The FCA's diversity and inclusion rules for listed companies, introduced through Policy Statement PS22/3 and now embedded in the Listing Rules (LR 9.8.6R and equivalent), require premium and standard listed issuers to report annually against diversity targets and to disclose the composition of their boards and executive management committees. The targets — that 40% of board members should be women, that at least one of the senior board positions (Chair, CEO, CFO, or SID) should be held by a woman, and that at least one board member should be from a non-white ethnic minority background — are expressed as aspirational targets rather than mandatory quotas, but compliance on a 'comply or explain' basis means that firms must disclose their current position and, where they fall short, explain why and what they are doing to address it.

The data collection obligations under these rules are more technically demanding than the disclosure obligations themselves. Firms must collect and report diversity data for board and executive committee members, and must do so in a way that is consistent with the data protection requirements under UK GDPR. The FCA permits the use of numerical data without identifying individuals, and permits firms to disclose where data collection was incomplete due to non-response, but expects firms to make genuine efforts to collect the information. A reported non-response rate above 20% for any category is likely to attract scrutiny.

The FCA has separate diversity and inclusion expectations for regulated firms under SYSC, particularly for firms subject to PRA oversight (through SS5/16 on board diversity) and for FCA-regulated firms under SYSC 4.3A. These rules require diversity to be considered in succession planning and board appointments, but do not impose the same prescriptive reporting requirements as the listing rules.
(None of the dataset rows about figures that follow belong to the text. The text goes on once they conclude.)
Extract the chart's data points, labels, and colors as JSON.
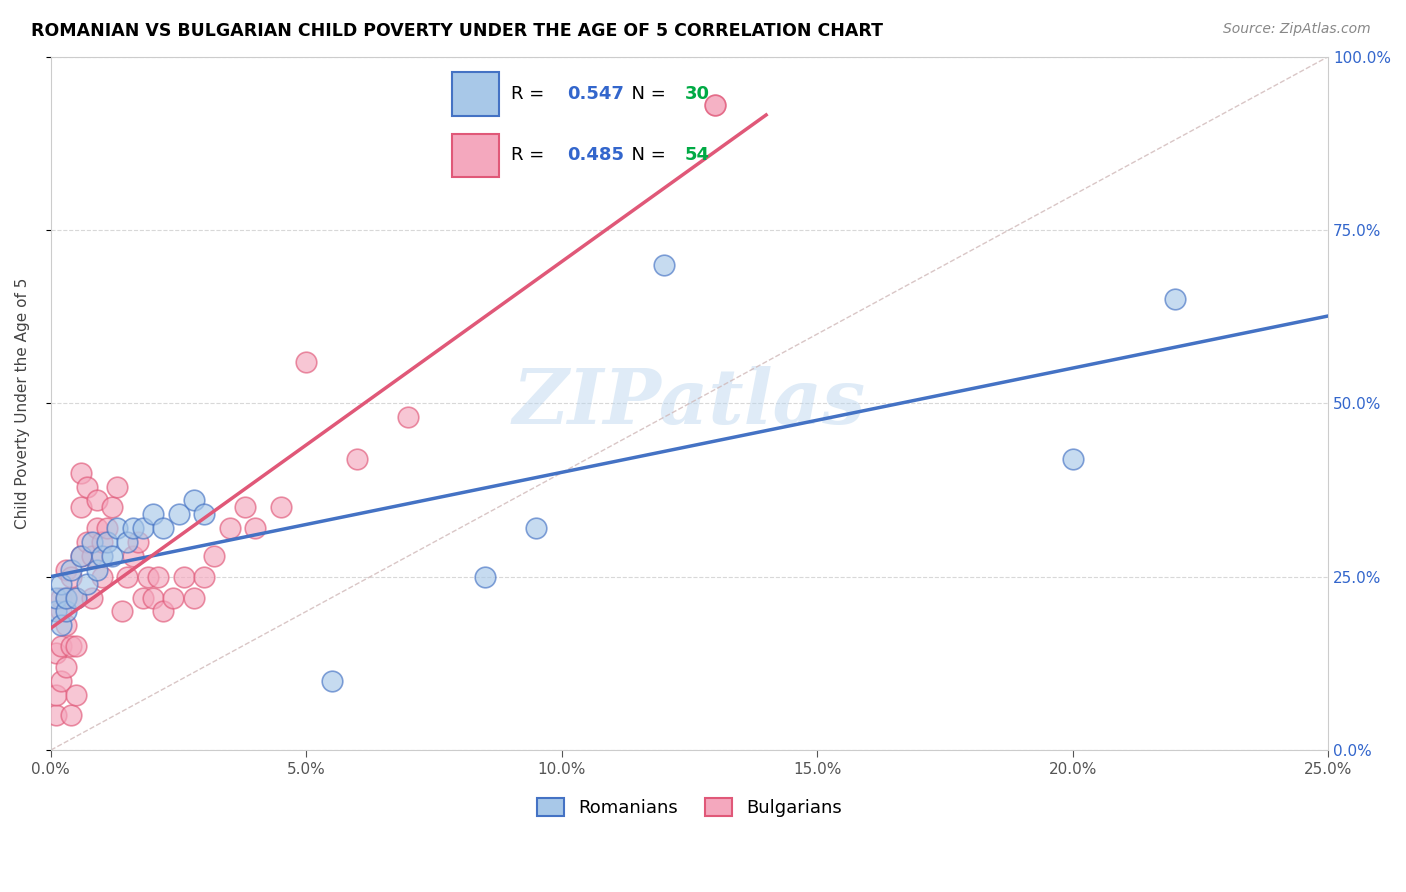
{
  "title": "ROMANIAN VS BULGARIAN CHILD POVERTY UNDER THE AGE OF 5 CORRELATION CHART",
  "source": "Source: ZipAtlas.com",
  "ylabel": "Child Poverty Under the Age of 5",
  "legend_label1": "Romanians",
  "legend_label2": "Bulgarians",
  "R1": 0.547,
  "N1": 30,
  "R2": 0.485,
  "N2": 54,
  "xlim": [
    0.0,
    0.25
  ],
  "ylim": [
    0.0,
    1.0
  ],
  "xticks": [
    0.0,
    0.05,
    0.1,
    0.15,
    0.2,
    0.25
  ],
  "yticks": [
    0.0,
    0.25,
    0.5,
    0.75,
    1.0
  ],
  "color_romanian": "#a8c8e8",
  "color_bulgarian": "#f4a8be",
  "color_romanian_line": "#4472c4",
  "color_bulgarian_line": "#e05878",
  "watermark": "ZIPatlas",
  "romanians_x": [
    0.001,
    0.001,
    0.002,
    0.002,
    0.003,
    0.003,
    0.004,
    0.005,
    0.006,
    0.007,
    0.008,
    0.009,
    0.01,
    0.011,
    0.012,
    0.013,
    0.015,
    0.016,
    0.018,
    0.02,
    0.022,
    0.025,
    0.028,
    0.03,
    0.055,
    0.085,
    0.095,
    0.12,
    0.2,
    0.22
  ],
  "romanians_y": [
    0.2,
    0.22,
    0.18,
    0.24,
    0.2,
    0.22,
    0.26,
    0.22,
    0.28,
    0.24,
    0.3,
    0.26,
    0.28,
    0.3,
    0.28,
    0.32,
    0.3,
    0.32,
    0.32,
    0.34,
    0.32,
    0.34,
    0.36,
    0.34,
    0.1,
    0.25,
    0.32,
    0.7,
    0.42,
    0.65
  ],
  "bulgarians_x": [
    0.001,
    0.001,
    0.001,
    0.002,
    0.002,
    0.002,
    0.002,
    0.003,
    0.003,
    0.003,
    0.003,
    0.004,
    0.004,
    0.004,
    0.005,
    0.005,
    0.005,
    0.006,
    0.006,
    0.006,
    0.007,
    0.007,
    0.008,
    0.008,
    0.009,
    0.009,
    0.01,
    0.01,
    0.011,
    0.012,
    0.013,
    0.014,
    0.015,
    0.016,
    0.017,
    0.018,
    0.019,
    0.02,
    0.021,
    0.022,
    0.024,
    0.026,
    0.028,
    0.03,
    0.032,
    0.035,
    0.038,
    0.04,
    0.045,
    0.05,
    0.06,
    0.07,
    0.13,
    0.13
  ],
  "bulgarians_y": [
    0.05,
    0.08,
    0.14,
    0.1,
    0.15,
    0.2,
    0.22,
    0.12,
    0.18,
    0.22,
    0.26,
    0.05,
    0.15,
    0.25,
    0.08,
    0.15,
    0.22,
    0.28,
    0.35,
    0.4,
    0.3,
    0.38,
    0.22,
    0.28,
    0.32,
    0.36,
    0.25,
    0.3,
    0.32,
    0.35,
    0.38,
    0.2,
    0.25,
    0.28,
    0.3,
    0.22,
    0.25,
    0.22,
    0.25,
    0.2,
    0.22,
    0.25,
    0.22,
    0.25,
    0.28,
    0.32,
    0.35,
    0.32,
    0.35,
    0.56,
    0.42,
    0.48,
    0.93,
    0.93
  ],
  "diag_color": "#d0b8b8"
}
The FCA's broader D&I consultation (CP23/20) proposed extending mandatory diversity and inclusion policy and reporting requirements to a much wider range of regulated firms — including requirements to collect and report workforce diversity data across all roles, not just boards. Following extensive industry feedback, the FCA confirmed in 2024 that it would not proceed with the full set of proposals in CP23/20 as originally drafted, but signalled ongoing supervisory interest in D&I as a governance and culture indicator.

For firms not within the listed company reporting regime, board diversity remains relevant as an indicator of good governance and as a factor the FCA and PRA consider in assessing fitness and propriety of governing bodies. Both regulators have stated that they expect boards to demonstrate genuine cognitive diversity — meaning diversity of perspective and experience, not merely demographic representation — and that nominations committees should be able to explain their approach to inclusive recruitment.

Practical steps for compliance

Listed firms should review their annual report disclosures against the specific data tables required by the Listing Rules, ensure their data collection process is documented and legally compliant, and consider whether their current board composition trajectory requires an updated succession plan. Regulated but unlisted firms should review their SYSC 4.3A governance documentation to ensure diversity considerations are embedded in board appointment and review processes.